关键词: ANO1 channels Ca2+ dynamics SIP syncytium gastrointestinal motility slow wave smooth muscle

来  源:   DOI:10.1113/JP284745

Abstract:
Gastrointestinal (GI) organs display spontaneous, non-neurogenic electrical, and mechanical rhythmicity that underlies fundamental motility patterns, such as peristalsis and segmentation. Electrical rhythmicity (aka slow waves) results from pacemaker activity generated by interstitial cells of Cajal (ICC). ICC express a unique set of ionic conductances and Ca2+ handling mechanisms that generate and actively propagate slow waves. GI smooth muscle cells lack these conductances. Slow waves propagate actively within ICC networks and conduct electrotonically to smooth muscle cells via gap junctions. Slow waves depolarize smooth muscle cells and activate voltage-dependent Ca2+ channels (predominantly CaV1.2), causing Ca2+ influx and excitation-contraction coupling.
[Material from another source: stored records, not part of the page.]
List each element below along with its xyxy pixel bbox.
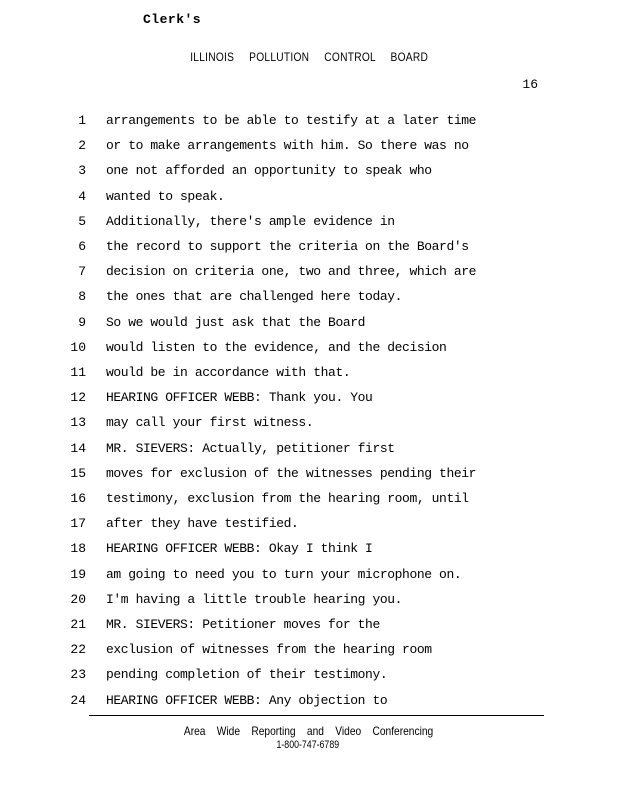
line-text: one not afforded an opportunity to speak who (106, 163, 432, 179)
line-number: 19 (70, 566, 86, 582)
line-text: I'm having a little trouble hearing you. (106, 591, 403, 607)
transcript-line (0, 688, 618, 713)
transcript-line (0, 612, 618, 637)
transcript-line (0, 108, 618, 133)
transcript-line (0, 562, 618, 587)
line-text: So we would just ask that the Board (106, 314, 366, 330)
line-text: MR. SIEVERS: Actually, petitioner first (106, 440, 395, 456)
transcript-line (0, 385, 618, 410)
line-number: 7 (78, 264, 86, 280)
footer-phone: 1-800-747-6789 (276, 739, 340, 751)
clerk-stamp: Clerk's (143, 12, 202, 27)
line-number: 6 (78, 239, 86, 254)
line-text: exclusion of witnesses from the hearing room (106, 642, 432, 658)
transcript-line (0, 133, 618, 158)
line-text: may call your first witness. (106, 415, 314, 431)
line-text: pending completion of their testimony. (106, 667, 388, 683)
line-number: 16 (70, 491, 86, 506)
line-number: 15 (70, 465, 86, 481)
line-text: decision on criteria one, two and three, which are (106, 264, 477, 280)
line-number: 17 (70, 516, 86, 532)
line-number: 11 (70, 365, 86, 380)
line-number: 22 (70, 642, 86, 658)
transcript-line (0, 310, 618, 335)
page-number: 16 (522, 77, 538, 92)
transcript-line (0, 209, 618, 234)
transcript-line (0, 234, 618, 259)
transcript-line (0, 486, 618, 511)
transcript-line (0, 259, 618, 284)
line-text: wanted to speak. (106, 188, 225, 204)
transcript-line (0, 587, 618, 612)
line-text: after they have testified. (106, 516, 299, 532)
transcript-line (0, 284, 618, 309)
line-number: 18 (70, 541, 86, 557)
line-number: 24 (70, 692, 86, 708)
line-number: 9 (78, 314, 86, 330)
line-number: 13 (70, 415, 86, 431)
transcript-line (0, 184, 618, 209)
transcript-line (0, 436, 618, 461)
line-number: 14 (70, 440, 86, 456)
line-text: HEARING OFFICER WEBB: Any objection to (106, 692, 388, 708)
line-text: or to make arrangements with him. So there was no (106, 138, 469, 154)
line-number: 12 (70, 390, 86, 406)
transcript-line (0, 637, 618, 662)
line-number: 23 (70, 667, 86, 683)
line-number: 1 (78, 113, 86, 128)
line-text: moves for exclusion of the witnesses pending their (106, 465, 477, 481)
line-number: 5 (78, 213, 86, 229)
transcript-line (0, 335, 618, 360)
transcript-line (0, 410, 618, 435)
footer-company: Area Wide Reporting and Video Conferencing (183, 724, 434, 738)
line-text: MR. SIEVERS: Petitioner moves for the (106, 617, 380, 632)
line-text: would be in accordance with that. (106, 365, 351, 380)
line-text: Additionally, there's ample evidence in (106, 213, 395, 229)
line-number: 21 (70, 617, 86, 632)
board-title: ILLINOIS POLLUTION CONTROL BOARD (190, 50, 429, 64)
line-text: the record to support the criteria on the Board's (106, 239, 469, 254)
line-text: arrangements to be able to testify at a later time (106, 113, 477, 128)
line-number: 20 (70, 591, 86, 607)
line-text: HEARING OFFICER WEBB: Okay I think I (106, 541, 373, 557)
line-text: would listen to the evidence, and the decision (106, 339, 447, 355)
line-number: 10 (70, 339, 86, 355)
line-text: am going to need you to turn your microphone on. (106, 566, 462, 582)
footer-divider (89, 715, 544, 716)
line-text: HEARING OFFICER WEBB: Thank you. You (106, 390, 373, 406)
line-text: the ones that are challenged here today. (106, 289, 403, 305)
transcript-line (0, 536, 618, 561)
line-number: 8 (78, 289, 86, 305)
transcript-line (0, 360, 618, 385)
transcript-line (0, 511, 618, 536)
transcript-line (0, 662, 618, 687)
transcript-line (0, 461, 618, 486)
transcript-line (0, 158, 618, 183)
line-number: 4 (78, 188, 86, 204)
line-text: testimony, exclusion from the hearing room, until (106, 491, 469, 506)
line-number: 2 (78, 138, 86, 154)
line-number: 3 (78, 163, 86, 179)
The main conductances responsible for pacemaker activity in ICC are ANO1, a Ca2+ -activated Cl- conductance, and CaV3.2. The pacemaker cycle, as currently understood, begins with spontaneous, localized Ca2+ release events in ICC that activate spontaneous transient inward currents due to activation of ANO1 channels. Depolarization activates CaV 3.2 channels, causing the upstroke depolarization phase of slow waves. The upstroke is transient and followed by a long-duration plateau phase that can last for several seconds. The plateau phase results from Ca2+ -induced Ca2+ release and a temporal cluster of localized Ca2+ transients in ICC that sustains activation of ANO1 channels and clamps membrane potential near the equilibrium potential for Cl- ions. The plateau phase ends, and repolarization occurs, when Ca2+ stores are depleted, Ca2+ release ceases and ANO1 channels deactivate. This review summarizes key mechanisms responsible for electrical rhythmicity in gastrointestinal organs.
摘要:
胃肠道(GI)器官显示自发,非神经源性电,和基本运动模式的机械节律,如蠕动和分割。电节律性(又称慢波)是由Cajal(ICC)间质细胞产生的起搏器活动引起的。ICC表达了一组独特的离子电导和Ca2处理机制,可产生并主动传播慢波。GI平滑肌细胞缺乏这些电导。慢波在ICC网络内积极传播,并通过间隙连接电传导到平滑肌细胞。慢波去极化平滑肌细胞并激活电压依赖性Ca2+通道(主要是CaV1.2),引起Ca2+流入和激发-收缩耦合。ICC中负责起搏器活动的主要电导是ANO1,即Ca2激活的Cl-电导,和CaV3.2.起搏器周期,正如目前所理解的,从自发开始,ICC中的局部Ca2释放事件,由于ANO1通道的激活而激活自发的瞬态内向电流。去极化激活CaV3.2通道,导致慢波的上冲程去极化阶段。上冲程是短暂的,然后是长时间的平稳阶段,可以持续几秒钟。平台期是由Ca2诱导的Ca2释放和ICC中局部Ca2瞬变的时间簇引起的,这些瞬时簇维持ANO1通道的激活并将膜电位夹在Cl-离子的平衡电位附近。高原阶段结束,复极化发生,当Ca2+储存耗尽时,Ca2+释放停止并且ANO1通道失活。这篇综述总结了胃肠道器官电节律性的关键机制。